「早生まれ」と「遅生まれ」の差

「早生まれ」と「遅生まれ」の差

早生まれと遅生まれ、特に4月生まれと3月生まれでは実質ほぼ1年くらいの年齢差がありますよね。 年をとるにつれて1年弱の差は小さくなり、成人の頃にはほぼ差を感じなくなりますが、学童期の頃は体や行動は1年間で大きく成長します。

でも、日本の教育制度上、学校に入学するのは4月と決められており、4月入学の時点では、4月生まれでも3月生まれでも、同じ「1年生」です。成長の程度は異なっているのに。

え、これって早生まれ損じゃない? 


今回はこの「生まれ月問題」が医学・臨床的にもあるのかどうか、検討した論文を紹介します。

今回紹介するのは、学童の生まれ月による差を検証した、ハーバード大学医学部主体で行われた研究です。 アメリカでは学校の始業は9月になるので、日本と少し状況が異なります。つまり、もっとも早く入学するのが8月生まれ、もっとも成長してから入学するのが9月生まれの子どもたちです。
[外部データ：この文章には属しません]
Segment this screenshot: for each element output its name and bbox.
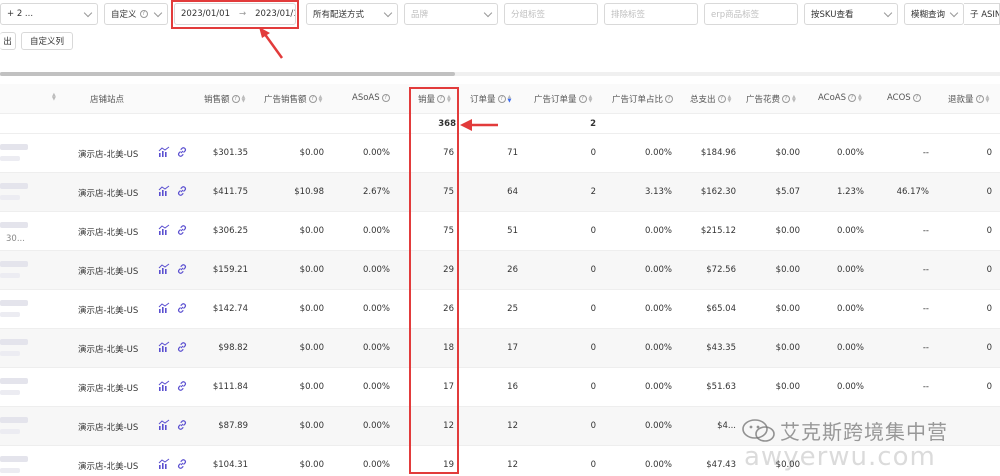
arrow-to-date-icon <box>259 27 284 59</box>
watermark: 艾克斯跨境集中营 awyerwu.com <box>720 412 1000 476</box>
watermark-name: 艾克斯跨境集中营 <box>780 420 948 444</box>
arrow-to-summary-icon <box>460 119 498 131</box>
wechat-icon <box>742 419 775 442</box>
annotation-arrows <box>259 27 498 131</box>
watermark-url: awyerwu.com <box>744 442 936 472</box>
今回論文の著者らは、8月生まれの子供と9月生まれの子供でADHD(注意欠陥/多動性障害)の診断を受ける頻度を解析しました。ADHDとは不注意(集中力が続かない)・多動性(落ち着きがない)・衝動性(順番待ちができない)の症状を特徴とした神経発達症で、近年その疾患の再認識に注目が集まっています。ADHDについてはこちらのサイトで一般向けに非常にわかりやすくまとめられておりますので、興味がある方は一度チェックしてみましょう。

アメリカでは5歳前後で幼稚園に入るの通常ですが、幼稚園入園のタイミングは9月と決まっている州と、9月に限定しない州があります。今回はその影響も考慮して研究が行われました。 2007年から2009年に生まれた40万人以上の小児を対象として、2015年まで追跡してADHDと診断された小児の割合を調べました。すると、8月生まれの小児では10,000人あたり85.1人、9月生まれの小児では10,000人あたり63.6人がADHDと診断されており、8月生まれの方が9月生まれよりもADHDと診断される小児の数が多かったことがわかりました。一方で、他の前後する月(例えば4月と5月など)同士で比較しても差は認められず、また、入園の基準日を9月と限定しない州では差が認められませんでした。ちなみにこれはおまけですが、8月生まれと9月生まれとの間で、喘息、糖尿病、肥満の発生率の統計学的な差は認められませんでした。

つまり、日本に置き換えると、早生まれの小児はADHDと診断されやすいという結論になります。 でも一体どうしてこのような差が認められてしまうのでしょうか。 論文の著者らは考察で、担当の先生や両親が、他の子供と比較することによって、ADHDの診断のきっかけとなることから、実年齢が低いことによる注意力の低下などが比較によって顕在化したことで、診断のきっかけとなったのではないかと述べています。

今回紹介したのはアメリカの研究ですので、教育プログラムも文化も異なる日本ではまた異なる結果になるかもしれません。同様の傾向が日本でも認められるのか、そうだとしたらどのよう解決していくか、今後気になるところですね。